And it would be a getaway. If I were still in Liege when he arrived, he would drag me back to Karpathos with him, bound in adamantine chains of love. I could no more refuse Apollonius than I could my beautiful Zenzele. I could not be here in the city when he arrived, or my will to die, and all my nefarious plans, would swiftly come unraveled.
Fortunately, my vampire child did not know what I intended to do, or where I intended to do it. If I were gone when he arrived, he would have no idea where to look for me. Apollonius was a powerful vampire, but he did not have Zenzele’s preternatural intuition. He could not cast his thoughts into the ether, as my soulmate can. He would have to search for me the hard way.
Confident my plans were safe, I waited.
At a few minutes past noon, the shippers arrived.
They rang the bell, two men in brown uniforms, and gazed around my penthouse appreciatively as they stacked the boxes onto a wheeled cart. “Nice place you have here,” one of the men said. I thanked him, and the two men ferried the boxes to their truck down on the street. Mr. Lipsky arrived as I was signing their clipboard, releasing the last of my possessions to their service. He stood waiting by my sofa as I concluded my business, examining his manicured fingernails with a bored expression on his face. I turned to him after shutting the door.
“Mr. Lipsky,” I nodded.
“Looks like you’re ready to leave,” he said.
“I am. I’ve bequeathed the things that have the most sentimental value-- or some historical significance—to my loved ones, but the rest… I do not care what is done with the rest of it. Perhaps you see something here you’d like to have?”
The attorney laughed, an abrupt chuffing sound, almost a cough, but he looked around my apartment.
“Go on,” I encouraged him. “If you see something you’d like...”
He shook his head. “That’s very generous, but I’d feel like a ghoul.”
I spread my hands. “As you will. Have you finished preparing my neophyte’s new identity?”
“Yes,” Lipsky said.
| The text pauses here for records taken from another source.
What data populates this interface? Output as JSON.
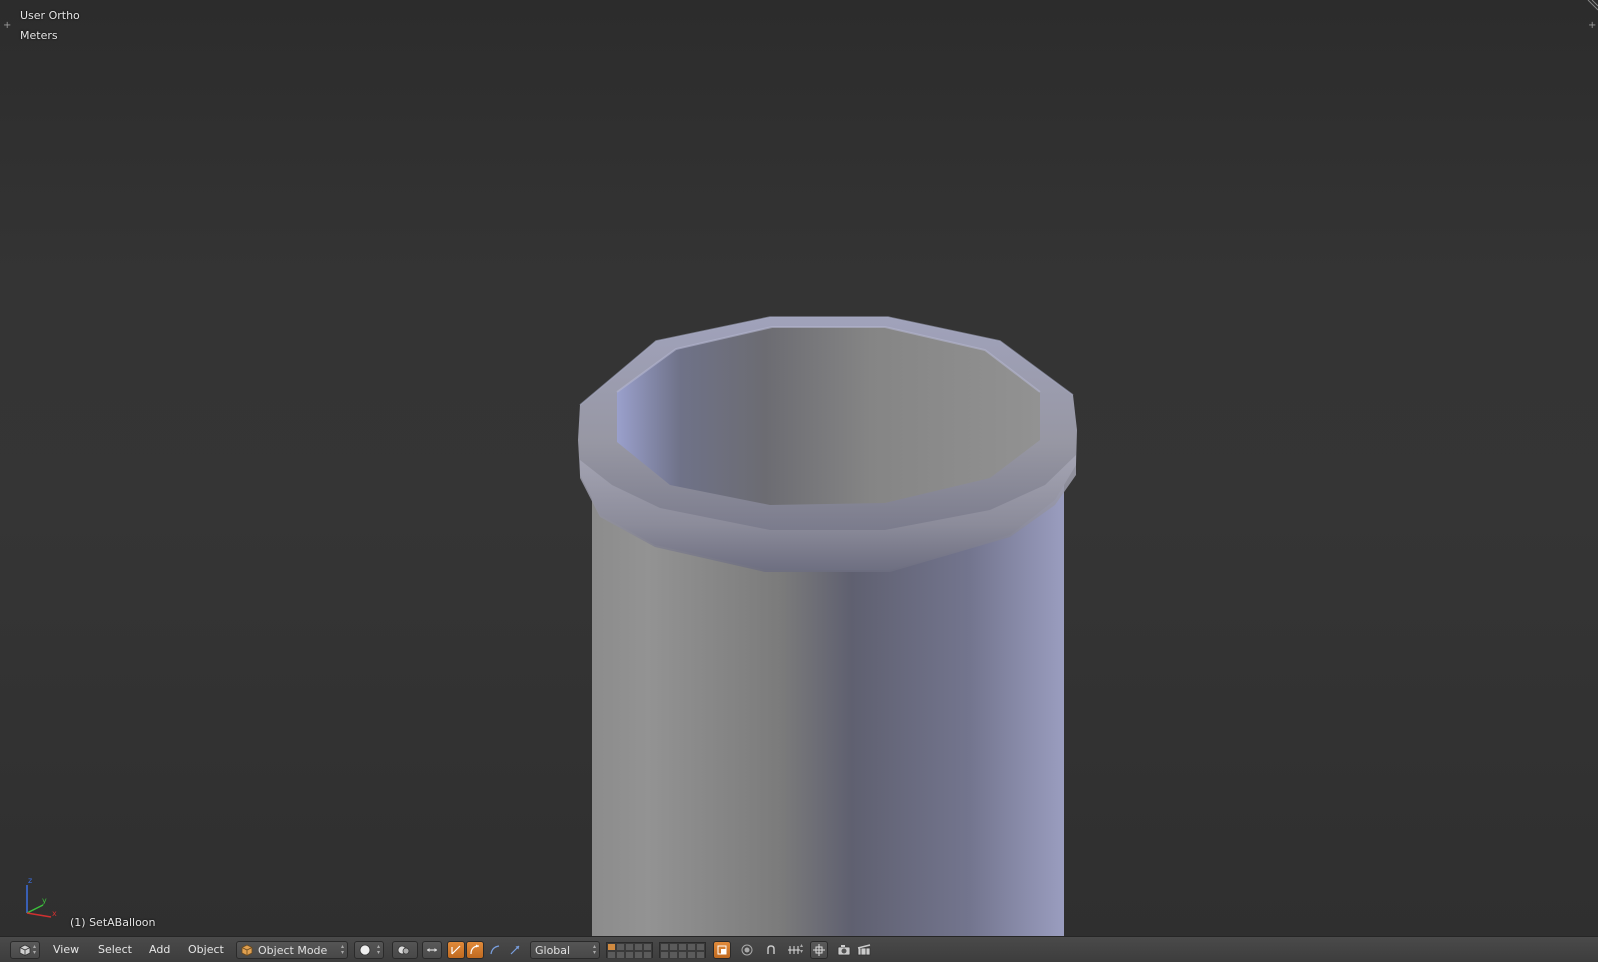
{
  "viewport": {
    "view_name": "User Ortho",
    "units": "Meters",
    "object_info": "(1) SetABalloon",
    "axis_labels": {
      "x": "x",
      "y": "y",
      "z": "z"
    },
    "colors": {
      "background_top": "#2c2c2c",
      "background_bottom": "#2f2f2f",
      "mesh_light": "#9a9aab",
      "mesh_mid": "#8a8a8a",
      "mesh_shadow": "#5e6070",
      "mesh_highlight": "#a3a6c8"
    }
  },
  "header": {
    "editor_type_icon": "3d-view-cube-icon",
    "menus": [
      "View",
      "Select",
      "Add",
      "Object"
    ],
    "mode": {
      "icon": "object-mode-cube-icon",
      "label": "Object Mode"
    },
    "viewport_shading_icon": "solid-sphere-icon",
    "pivot_icon": "pivot-point-icon",
    "manipulator_icons": [
      "manipulator-toggle-icon",
      "translate-icon",
      "rotate-icon",
      "scale-icon"
    ],
    "orientation": {
      "label": "Global"
    },
    "layers": {
      "group1_active": [
        0
      ],
      "group2_active": []
    },
    "lock_layers_icon": "lock-layers-icon",
    "proportional_icon": "proportional-edit-icon",
    "snap_icon": "snap-magnet-icon",
    "snap_element_icon": "snap-increment-icon",
    "snap_target_icon": "snap-target-icon",
    "render_icons": [
      "render-still-icon",
      "render-animation-icon"
    ],
    "accent_color": "#d08a40"
  }
}
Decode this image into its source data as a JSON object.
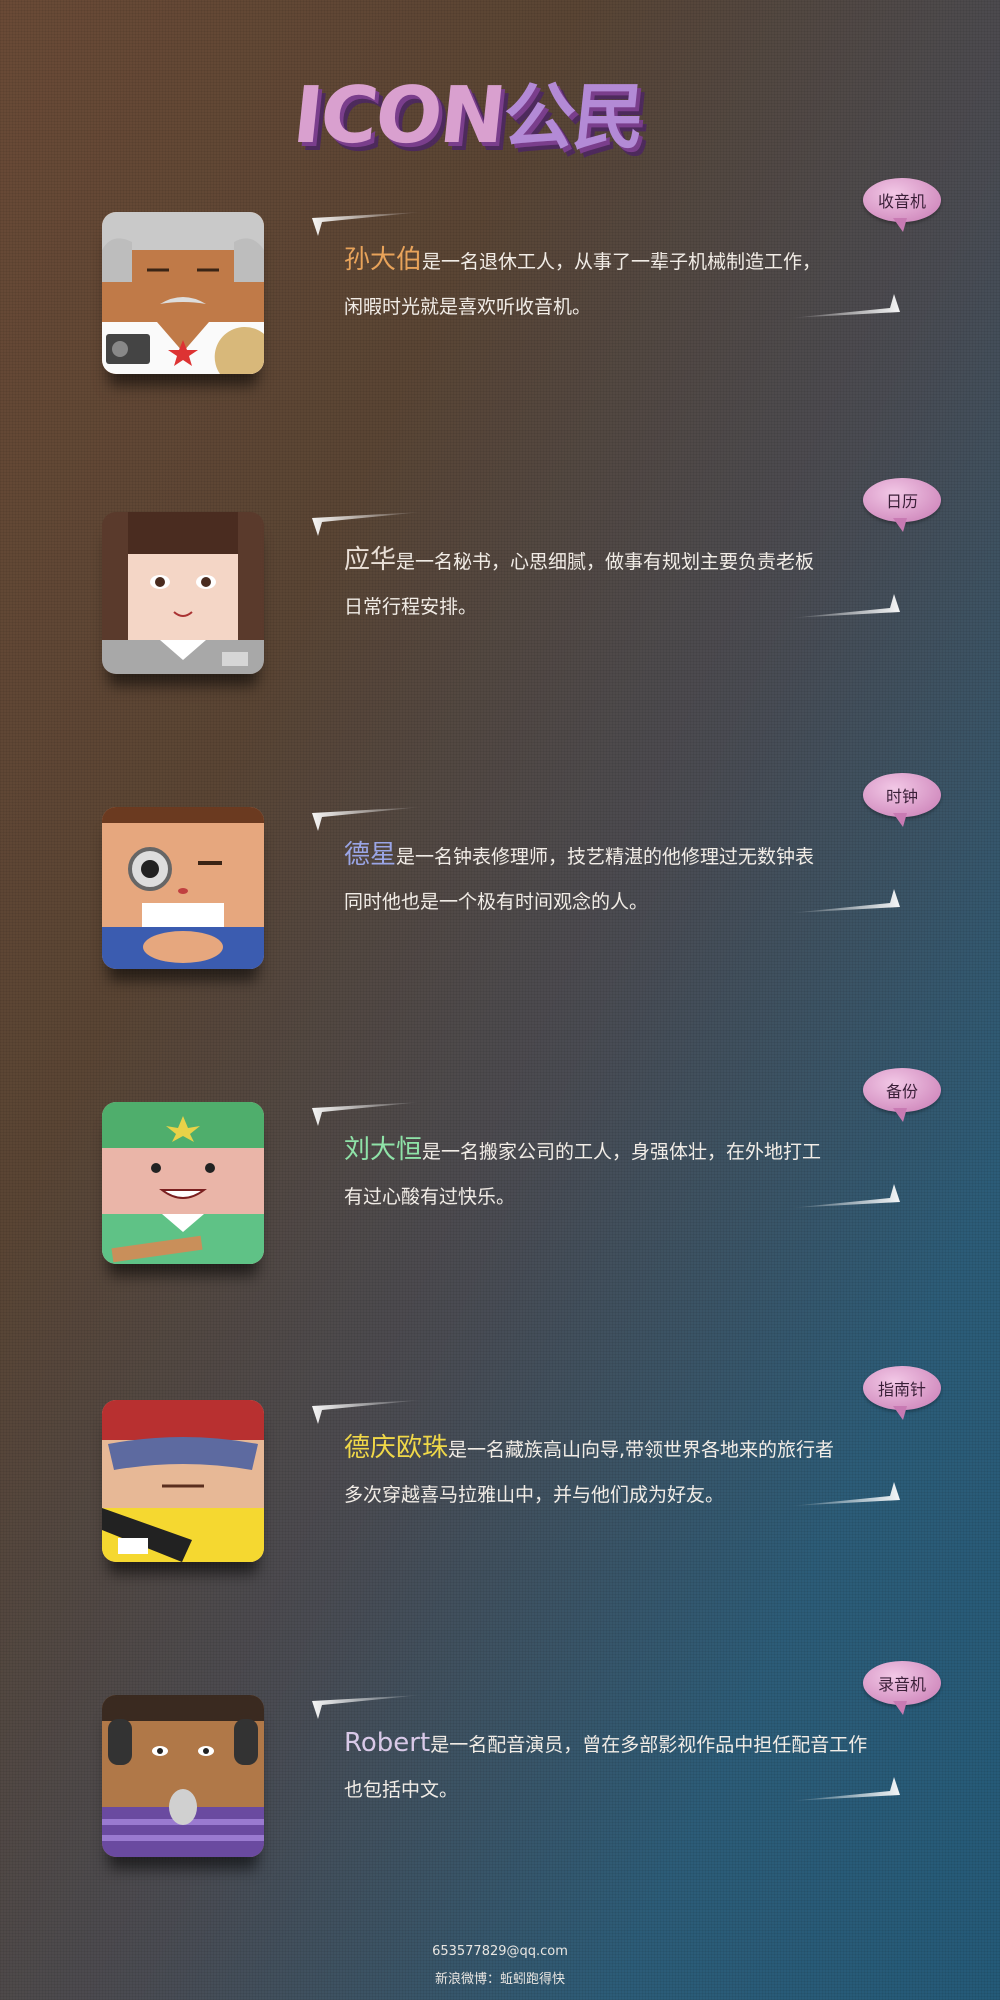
{
  "logo": {
    "latin": "ICON",
    "cn": "公民"
  },
  "people": [
    {
      "tag": "收音机",
      "name": "孙大伯",
      "name_color": "#e8a35a",
      "line1": "是一名退休工人，从事了一辈子机械制造工作，",
      "line2": "闲暇时光就是喜欢听收音机。",
      "avatar_icon": "old-man-radio-icon"
    },
    {
      "tag": "日历",
      "name": "应华",
      "name_color": "#e9dfd6",
      "line1": "是一名秘书，心思细腻，做事有规划主要负责老板",
      "line2": "日常行程安排。",
      "avatar_icon": "secretary-calendar-icon"
    },
    {
      "tag": "时钟",
      "name": "德星",
      "name_color": "#9aa5e6",
      "line1": "是一名钟表修理师，技艺精湛的他修理过无数钟表",
      "line2": "同时他也是一个极有时间观念的人。",
      "avatar_icon": "watchmaker-clock-icon"
    },
    {
      "tag": "备份",
      "name": "刘大恒",
      "name_color": "#8fe3a8",
      "line1": "是一名搬家公司的工人，身强体壮，在外地打工",
      "line2": "有过心酸有过快乐。",
      "avatar_icon": "mover-backup-icon"
    },
    {
      "tag": "指南针",
      "name": "德庆欧珠",
      "name_color": "#f0d848",
      "line1": "是一名藏族高山向导,带领世界各地来的旅行者",
      "line2": "多次穿越喜马拉雅山中，并与他们成为好友。",
      "avatar_icon": "mountain-guide-compass-icon"
    },
    {
      "tag": "录音机",
      "name": "Robert",
      "name_color": "#d9c9e8",
      "line1": "是一名配音演员，曾在多部影视作品中担任配音工作",
      "line2": "也包括中文。",
      "avatar_icon": "voice-actor-recorder-icon"
    }
  ],
  "footer": {
    "email": "653577829@qq.com",
    "weibo": "新浪微博：蚯蚓跑得快"
  }
}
He opened his briefcase on my sofa and took out a manila envelope. Passing it to me, he said, “Should be everything he needs. Passports, identification cards, etcetera, etcetera.”
I opened the envelope, curious, and took out a plastic laminated ID card. It bore the photograph we had taken of Lukas last night. Utterly charmless, or perhaps that was simply my acolyte’s dead stare. It looked like a police mug shot.
“May I ask you a personal question?” Mr. Lipsky said.
“Of course,” I replied, putting away the ID card.
“Why do you want to die?”
His face flushed when I glanced at him.
“Why do I want to die?” I echoed, my voice soft, musing.
“I’m sorry. That was probably impertinent.”
“It’s quite all right,” I said. I thought about his question for a moment, trying to choose which answer was the most correct one.
There were a great many reasons I wanted to destroy myself: boredom, loneliness, frustration, exhaustion…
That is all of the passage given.